Außerdem habe ich nie behauptet, dass man grundsätzlich ein Recht auf Rücknahme eines Artikels hätte, sondern nur, dass, wenn ein Artikel defekt ist, man gegenüber dem (gewerblichen!) Verkäufer in jedem Fall einen Gewährleistungsanspruch (2 Jahre ab Kauf) hat. Im einzelnen bedeutet dies, man kann als Kunde auf Nacherfüllung (bei Software eher unwahrscheinlich) pochen, eine Minderung verlangen, oder vom Vertrag zurücktreten (wobei dem Verkäufer eine Nacherfüllungsfrist gesetzt werden muss).
Im Übrigen liegt die Beweislast (§476 BGB) in den ersten sechs Monaten nach dem Kauf beim Verkäufer, d.h. der Verkäufer muss nachweisen, dass *kein* Mangel vorliegt.


----------



## Worrel (2. März 2009)

*AW: frage zum kauf*



			
				Spassbremse am 01.03.2009 22:35 schrieb:
			
		

> ...


Da du hier gerade so schön am Recht-Erklären bist ...:

Ich hab mir hier ( http://g2play.pl/p/en/60/left+4+dead+steam+key.html ) einen Left 4 Dead Key gekauft, um meine Cut Version in Steam durch eine Uncut Version zu ersetzen.
Nun sagt der Steam Support aber: "Nene, von _dem Anbieter_ können wir ihnen keinen Key in ihrem Steam Account aktivieren. Lassen sie sich Ihr Geld wieder zurückgeben."

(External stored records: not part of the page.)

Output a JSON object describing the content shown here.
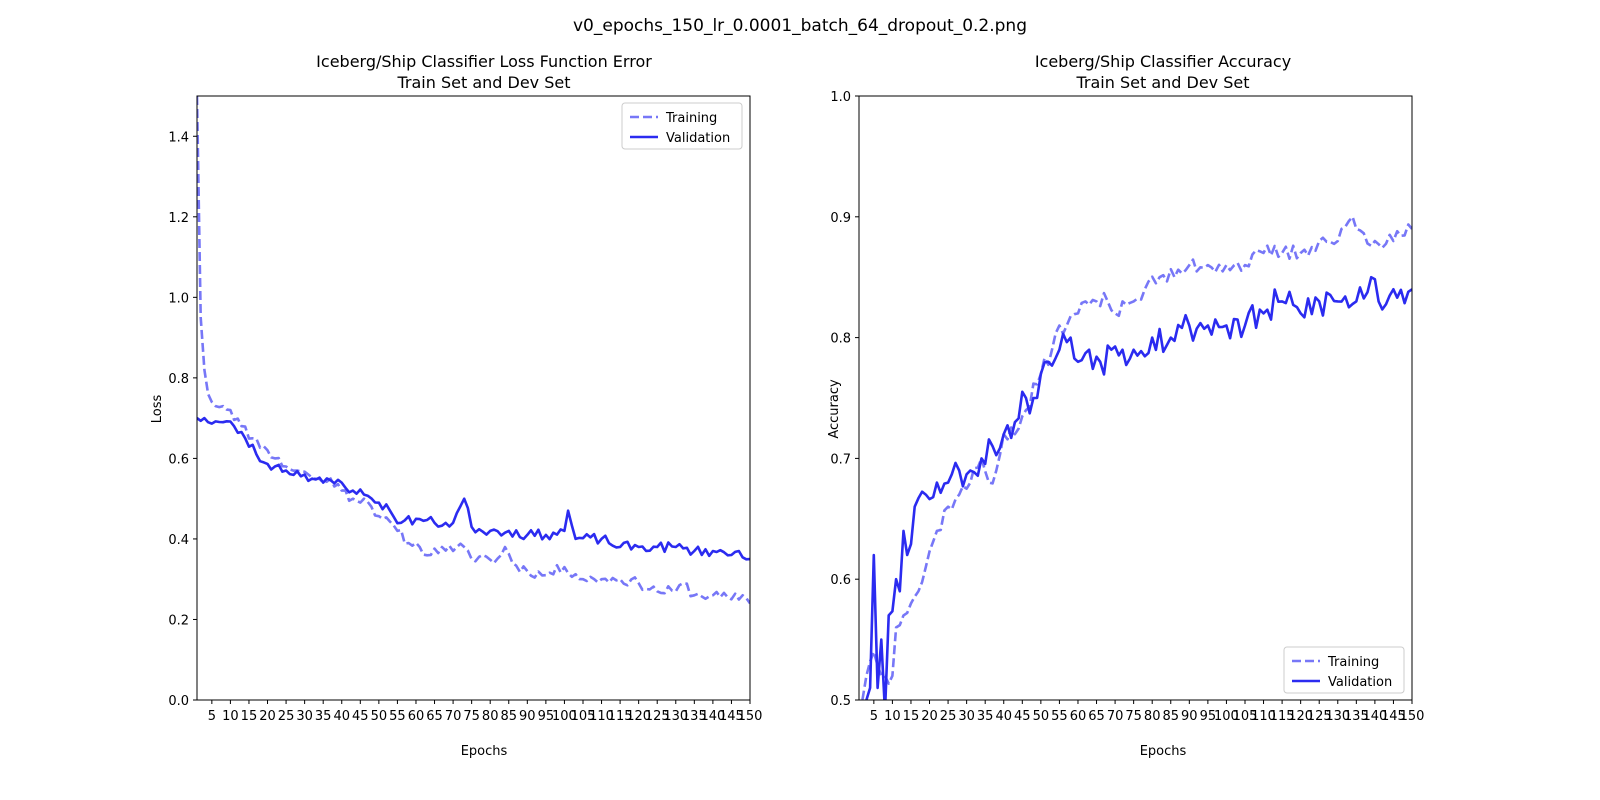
{
  "figure": {
    "suptitle": "v0_epochs_150_lr_0.0001_batch_64_dropout_0.2.png"
  },
  "colors": {
    "training": "#7777f7",
    "validation": "#2b2bf0",
    "axis": "#000000",
    "background": "#ffffff"
  },
  "chart_data": [
    {
      "id": "loss",
      "type": "line",
      "title_line1": "Iceberg/Ship Classifier Loss Function Error",
      "title_line2": "Train Set and Dev Set",
      "xlabel": "Epochs",
      "ylabel": "Loss",
      "xlim": [
        1,
        150
      ],
      "ylim": [
        0.0,
        1.5
      ],
      "xticks": [
        5,
        10,
        15,
        20,
        25,
        30,
        35,
        40,
        45,
        50,
        55,
        60,
        65,
        70,
        75,
        80,
        85,
        90,
        95,
        100,
        105,
        110,
        115,
        120,
        125,
        130,
        135,
        140,
        145,
        150
      ],
      "yticks": [
        0.0,
        0.2,
        0.4,
        0.6,
        0.8,
        1.0,
        1.2,
        1.4
      ],
      "ytick_labels": [
        "0.0",
        "0.2",
        "0.4",
        "0.6",
        "0.8",
        "1.0",
        "1.2",
        "1.4"
      ],
      "grid": false,
      "legend_position": "top-right",
      "series": [
        {
          "name": "Training",
          "style": "dashed",
          "keypoints": [
            [
              1,
              1.5
            ],
            [
              2,
              0.95
            ],
            [
              3,
              0.82
            ],
            [
              4,
              0.76
            ],
            [
              5,
              0.74
            ],
            [
              8,
              0.73
            ],
            [
              10,
              0.72
            ],
            [
              13,
              0.68
            ],
            [
              16,
              0.65
            ],
            [
              19,
              0.63
            ],
            [
              20,
              0.62
            ],
            [
              22,
              0.6
            ],
            [
              25,
              0.58
            ],
            [
              28,
              0.57
            ],
            [
              31,
              0.56
            ],
            [
              35,
              0.54
            ],
            [
              37,
              0.55
            ],
            [
              40,
              0.52
            ],
            [
              43,
              0.5
            ],
            [
              46,
              0.5
            ],
            [
              48,
              0.48
            ],
            [
              51,
              0.45
            ],
            [
              55,
              0.42
            ],
            [
              58,
              0.39
            ],
            [
              61,
              0.38
            ],
            [
              64,
              0.36
            ],
            [
              67,
              0.38
            ],
            [
              70,
              0.37
            ],
            [
              73,
              0.38
            ],
            [
              75,
              0.35
            ],
            [
              78,
              0.36
            ],
            [
              81,
              0.34
            ],
            [
              84,
              0.38
            ],
            [
              86,
              0.34
            ],
            [
              90,
              0.32
            ],
            [
              95,
              0.31
            ],
            [
              100,
              0.33
            ],
            [
              105,
              0.3
            ],
            [
              110,
              0.3
            ],
            [
              115,
              0.3
            ],
            [
              120,
              0.29
            ],
            [
              125,
              0.27
            ],
            [
              130,
              0.27
            ],
            [
              132,
              0.29
            ],
            [
              135,
              0.26
            ],
            [
              140,
              0.26
            ],
            [
              145,
              0.25
            ],
            [
              148,
              0.26
            ],
            [
              150,
              0.24
            ]
          ],
          "noise": 0.013,
          "seed": 11
        },
        {
          "name": "Validation",
          "style": "solid",
          "keypoints": [
            [
              1,
              0.7
            ],
            [
              3,
              0.7
            ],
            [
              4,
              0.69
            ],
            [
              8,
              0.69
            ],
            [
              11,
              0.68
            ],
            [
              14,
              0.65
            ],
            [
              17,
              0.61
            ],
            [
              19,
              0.59
            ],
            [
              22,
              0.58
            ],
            [
              25,
              0.57
            ],
            [
              30,
              0.56
            ],
            [
              35,
              0.54
            ],
            [
              40,
              0.54
            ],
            [
              43,
              0.52
            ],
            [
              46,
              0.51
            ],
            [
              50,
              0.49
            ],
            [
              53,
              0.47
            ],
            [
              56,
              0.44
            ],
            [
              60,
              0.45
            ],
            [
              65,
              0.44
            ],
            [
              70,
              0.44
            ],
            [
              73,
              0.5
            ],
            [
              75,
              0.43
            ],
            [
              80,
              0.42
            ],
            [
              85,
              0.42
            ],
            [
              90,
              0.41
            ],
            [
              95,
              0.41
            ],
            [
              100,
              0.42
            ],
            [
              101,
              0.47
            ],
            [
              103,
              0.4
            ],
            [
              110,
              0.4
            ],
            [
              115,
              0.38
            ],
            [
              120,
              0.38
            ],
            [
              125,
              0.38
            ],
            [
              130,
              0.38
            ],
            [
              135,
              0.37
            ],
            [
              140,
              0.37
            ],
            [
              145,
              0.36
            ],
            [
              147,
              0.37
            ],
            [
              150,
              0.35
            ]
          ],
          "noise": 0.013,
          "seed": 23
        }
      ]
    },
    {
      "id": "accuracy",
      "type": "line",
      "title_line1": "Iceberg/Ship Classifier Accuracy",
      "title_line2": "Train Set and Dev Set",
      "xlabel": "Epochs",
      "ylabel": "Accuracy",
      "xlim": [
        1,
        150
      ],
      "ylim": [
        0.5,
        1.0
      ],
      "xticks": [
        5,
        10,
        15,
        20,
        25,
        30,
        35,
        40,
        45,
        50,
        55,
        60,
        65,
        70,
        75,
        80,
        85,
        90,
        95,
        100,
        105,
        110,
        115,
        120,
        125,
        130,
        135,
        140,
        145,
        150
      ],
      "yticks": [
        0.5,
        0.6,
        0.7,
        0.8,
        0.9,
        1.0
      ],
      "ytick_labels": [
        "0.5",
        "0.6",
        "0.7",
        "0.8",
        "0.9",
        "1.0"
      ],
      "grid": false,
      "legend_position": "bottom-right",
      "series": [
        {
          "name": "Training",
          "style": "dashed",
          "keypoints": [
            [
              1,
              0.49
            ],
            [
              3,
              0.52
            ],
            [
              5,
              0.54
            ],
            [
              8,
              0.52
            ],
            [
              10,
              0.52
            ],
            [
              11,
              0.56
            ],
            [
              13,
              0.57
            ],
            [
              15,
              0.58
            ],
            [
              17,
              0.59
            ],
            [
              19,
              0.61
            ],
            [
              22,
              0.64
            ],
            [
              25,
              0.66
            ],
            [
              28,
              0.67
            ],
            [
              31,
              0.68
            ],
            [
              34,
              0.7
            ],
            [
              36,
              0.68
            ],
            [
              38,
              0.69
            ],
            [
              40,
              0.72
            ],
            [
              43,
              0.72
            ],
            [
              46,
              0.74
            ],
            [
              50,
              0.77
            ],
            [
              53,
              0.79
            ],
            [
              55,
              0.81
            ],
            [
              57,
              0.81
            ],
            [
              60,
              0.82
            ],
            [
              62,
              0.83
            ],
            [
              65,
              0.83
            ],
            [
              68,
              0.83
            ],
            [
              70,
              0.82
            ],
            [
              72,
              0.83
            ],
            [
              75,
              0.83
            ],
            [
              78,
              0.84
            ],
            [
              82,
              0.85
            ],
            [
              86,
              0.85
            ],
            [
              90,
              0.86
            ],
            [
              95,
              0.86
            ],
            [
              100,
              0.86
            ],
            [
              105,
              0.86
            ],
            [
              110,
              0.87
            ],
            [
              115,
              0.87
            ],
            [
              120,
              0.87
            ],
            [
              125,
              0.88
            ],
            [
              130,
              0.88
            ],
            [
              134,
              0.9
            ],
            [
              135,
              0.89
            ],
            [
              140,
              0.88
            ],
            [
              145,
              0.88
            ],
            [
              150,
              0.89
            ]
          ],
          "noise": 0.007,
          "seed": 37
        },
        {
          "name": "Validation",
          "style": "solid",
          "keypoints": [
            [
              1,
              0.5
            ],
            [
              3,
              0.5
            ],
            [
              4,
              0.51
            ],
            [
              5,
              0.62
            ],
            [
              6,
              0.51
            ],
            [
              7,
              0.55
            ],
            [
              8,
              0.49
            ],
            [
              9,
              0.57
            ],
            [
              11,
              0.6
            ],
            [
              12,
              0.59
            ],
            [
              13,
              0.64
            ],
            [
              14,
              0.62
            ],
            [
              16,
              0.66
            ],
            [
              19,
              0.67
            ],
            [
              22,
              0.68
            ],
            [
              25,
              0.68
            ],
            [
              28,
              0.69
            ],
            [
              31,
              0.69
            ],
            [
              34,
              0.7
            ],
            [
              37,
              0.71
            ],
            [
              40,
              0.72
            ],
            [
              43,
              0.73
            ],
            [
              46,
              0.75
            ],
            [
              48,
              0.75
            ],
            [
              52,
              0.78
            ],
            [
              55,
              0.79
            ],
            [
              58,
              0.8
            ],
            [
              60,
              0.78
            ],
            [
              63,
              0.79
            ],
            [
              66,
              0.78
            ],
            [
              69,
              0.79
            ],
            [
              72,
              0.79
            ],
            [
              75,
              0.79
            ],
            [
              80,
              0.8
            ],
            [
              85,
              0.8
            ],
            [
              90,
              0.81
            ],
            [
              95,
              0.81
            ],
            [
              100,
              0.81
            ],
            [
              105,
              0.81
            ],
            [
              110,
              0.82
            ],
            [
              115,
              0.83
            ],
            [
              120,
              0.82
            ],
            [
              125,
              0.83
            ],
            [
              130,
              0.83
            ],
            [
              135,
              0.83
            ],
            [
              139,
              0.85
            ],
            [
              141,
              0.83
            ],
            [
              145,
              0.84
            ],
            [
              150,
              0.84
            ]
          ],
          "noise": 0.014,
          "seed": 53
        }
      ]
    }
  ]
}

Auf meine EMail diesbezüglich reagiert der .pl Shop bisher nicht.

Hast du eine Ahnung,. welche rechtlichen Schritte man da ergreifen kann/muss?

Aber wahrscheinlich müßte man sich dafür in polnisches Recht einlesen ..?


----------



## Spassbremse (2. März 2009)

*AW: frage zum kauf*



			
				Worrel am 02.03.2009 00:19 schrieb:
			
		

> Spassbremse am 01.03.2009 22:35 schrieb:
> 
> 
> 
> ...



Sorry, aber damit kenne' ich mich nicht aus. INAL. 
 

Ich persönlich würde aber dem Shop noch eine weitere Mail schreiben, und wenn dann immer noch keine Antwort erfolgt, mit Rechtsmitteln drohen.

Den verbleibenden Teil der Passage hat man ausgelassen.